How can EMAS be improved?
In 1993 the European Commission developed the EU Eco-Management and Audit Scheme (EMAS). Since then, many companies and other organisations in the EU adopted environmental management systems, including EMAS, but also ISO14001 and other systems. However, there is large variation among Member States in the uptake of EMAS. The goal of this study was to identify the factors that underlie these differences in EMAS adoption and to come up with recommendations on how to increase the added value of EMAS for organisations and authorities, through the removal of barriers or the provision of specific incentives.
One of the key areas of the project was to explore whether greater uptake of EMAS by organisations could be incentivised by greater use of regulatory reliefs such as reduced or eased environmental permitting and inspection requirements, beneficial treatment in procurement, tax breaks or reduced fees. A second key area was to explore whether there could be greater synergies between the verified public reporting required by EMAS and the information required by public authorities for environmental law enforcement and compliance.
The project was led by Adelphi consult, supported by Trinomics, SSUP, UBA and IAT and ran throughout the year 2017. Our role in this work was to carry out country case studies for the Netherlands and Sweden, a company case study, and to support in the analysis and formulation of recommendations to the European Commission. This involved detailed analysis of the policy context in each country, and speaking with key stakeholders including policy makers, competent authorities, EMAS verifiers and auditors, EMAS certified firms and other stakeholders.
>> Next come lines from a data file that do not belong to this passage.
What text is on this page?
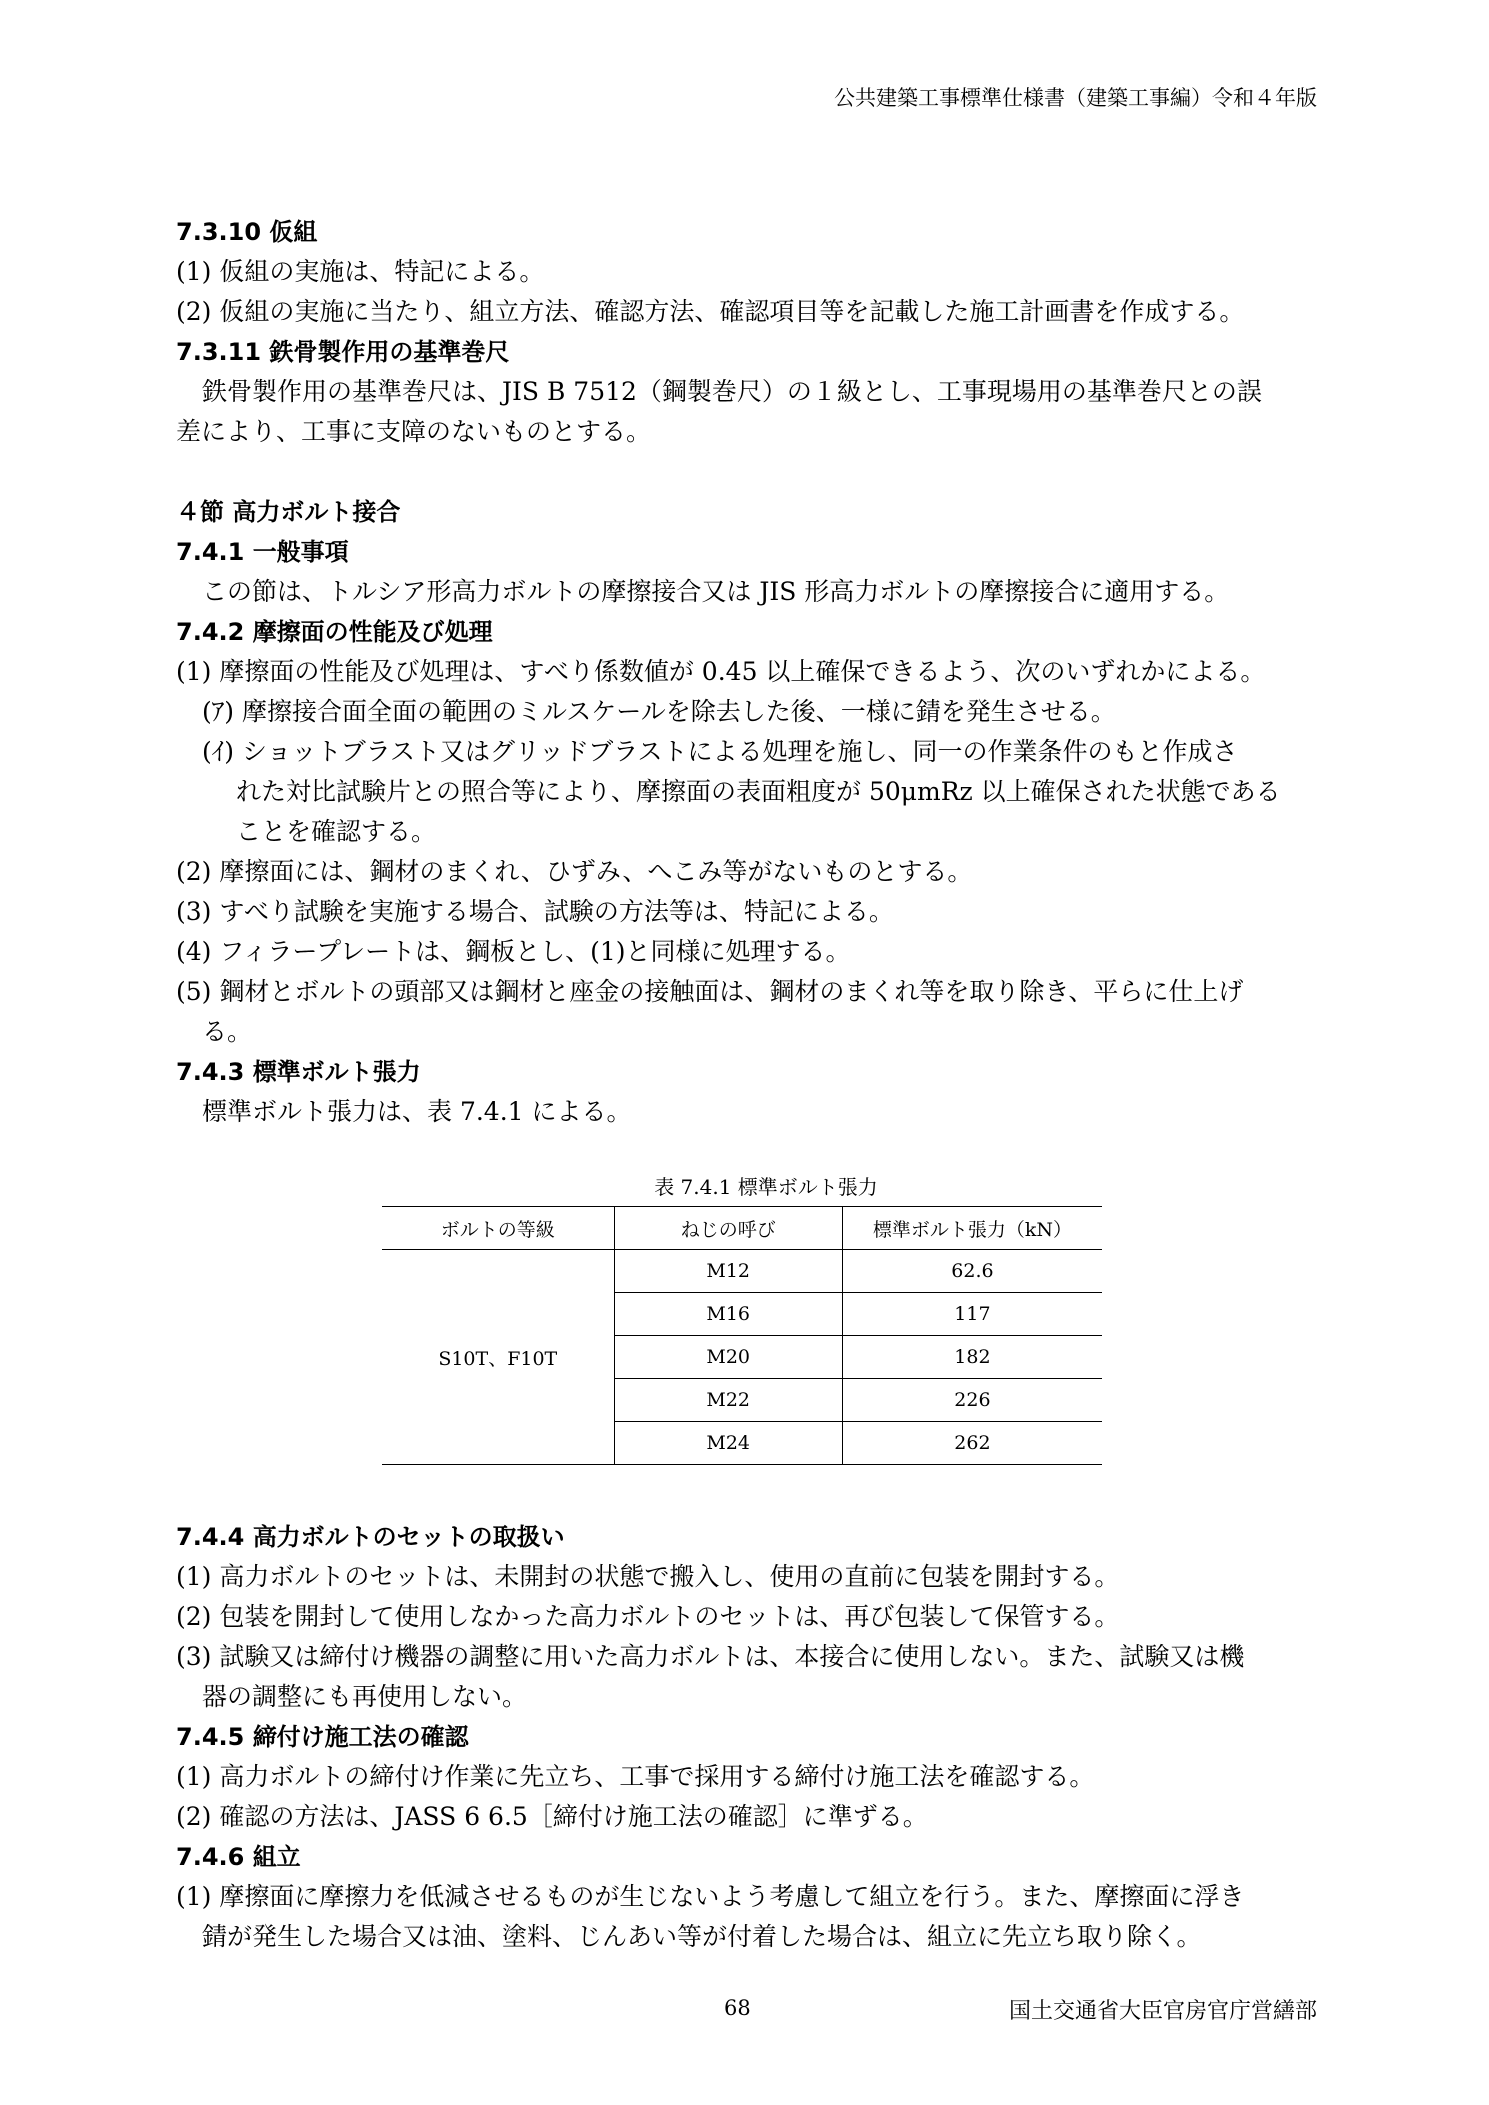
公共建築工事標準仕様書（建築工事編）令和４年版
7.3.10 仮組
(1) 仮組の実施は、特記による。
(2) 仮組の実施に当たり、組立方法、確認方法、確認項目等を記載した施工計画書を作成する。
7.3.11 鉄骨製作用の基準巻尺
鉄骨製作用の基準巻尺は、JIS B 7512（鋼製巻尺）の１級とし、工事現場用の基準巻尺との誤
差により、工事に支障のないものとする。
４節 高力ボルト接合
7.4.1 一般事項
この節は、トルシア形高力ボルトの摩擦接合又は JIS 形高力ボルトの摩擦接合に適用する。
7.4.2 摩擦面の性能及び処理
(1) 摩擦面の性能及び処理は、すべり係数値が 0.45 以上確保できるよう、次のいずれかによる。
(ｱ) 摩擦接合面全面の範囲のミルスケールを除去した後、一様に錆を発生させる。
(ｲ) ショットブラスト又はグリッドブラストによる処理を施し、同一の作業条件のもと作成さ
れた対比試験片との照合等により、摩擦面の表面粗度が 50μmRz 以上確保された状態である
ことを確認する。
(2) 摩擦面には、鋼材のまくれ、ひずみ、へこみ等がないものとする。
(3) すべり試験を実施する場合、試験の方法等は、特記による。
(4) フィラープレートは、鋼板とし、(1)と同様に処理する。
(5) 鋼材とボルトの頭部又は鋼材と座金の接触面は、鋼材のまくれ等を取り除き、平らに仕上げ
る。
7.4.3 標準ボルト張力
標準ボルト張力は、表 7.4.1 による。
表 7.4.1 標準ボルト張力
ボルトの等級	ねじの呼び	標準ボルト張力（kN）
S10T、F10T	M12	62.6
	M16	117
	M20	182
	M22	226
	M24	262
7.4.4 高力ボルトのセットの取扱い
(1) 高力ボルトのセットは、未開封の状態で搬入し、使用の直前に包装を開封する。
(2) 包装を開封して使用しなかった高力ボルトのセットは、再び包装して保管する。
(3) 試験又は締付け機器の調整に用いた高力ボルトは、本接合に使用しない。また、試験又は機
器の調整にも再使用しない。
7.4.5 締付け施工法の確認
(1) 高力ボルトの締付け作業に先立ち、工事で採用する締付け施工法を確認する。
(2) 確認の方法は、JASS 6 6.5［締付け施工法の確認］に準ずる。
7.4.6 組立
(1) 摩擦面に摩擦力を低減させるものが生じないよう考慮して組立を行う。また、摩擦面に浮き
錆が発生した場合又は油、塗料、じんあい等が付着した場合は、組立に先立ち取り除く。
68	国土交通省大臣官房官庁営繕部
The study revealed the following main conclusions:
Added value of EMAS
- Member States mostly see the added value of EMAS over other environmental management systems, with the main value coming from the external verification and improved guarantee of legal compliance this brings;
- Despite this, many stakeholders consider the added value of EMAS compared to ISO14001 to be quite limited;
- The EMAS environmental statement provides public authorities and the wider public with valuable information on the environmental performance of companies;
- EMAS registered organisations and verifiers think that EMAS supports legal compliance better than ISO14001 alone, although the additional benefits are small;
- Public authorities do not perceive EMAS registration as a suitable alternative for inspections or the fulfilment of other legal requirements.
- Currently, the effectiveness of regulatory relief measures for EMAS registered organisations is quite limited and measures are spread unevenly across Member States;
- The most important requirement for an increased added value of regulatory relief measures is improved communication between EMAS representatives and environmental verifiers on the one hand and inspection authorities and regulators on the other;
- Other barriers for the implementation of regulatory relief includes:
- A lack of familiarity with EMAS among policymakers and regulators;
- The narrow (environment-focused) scope of EMAS;
- Reluctance in replacing enforcement-based instruments by voluntary instruments.
- The potential for removing a double burden in environmental reporting due to the EMAS statement is limited as the EMAS statement differs significantly from other reporting requirements, in terms of the level of detail as well as the intended audience;
- EMAS registered organisations stated an interest in moving the EMAS reporting to a digital platform. However, significant barriers for setting up such a reporting platform still exist.
- The potential of the environmental statement to create new business opportunities is rather limited;
- Organisations do use EMAS in other ways for the creation of new business opportunities, e.g. by reducing costs and risk, improving their reputation and becoming more innovative.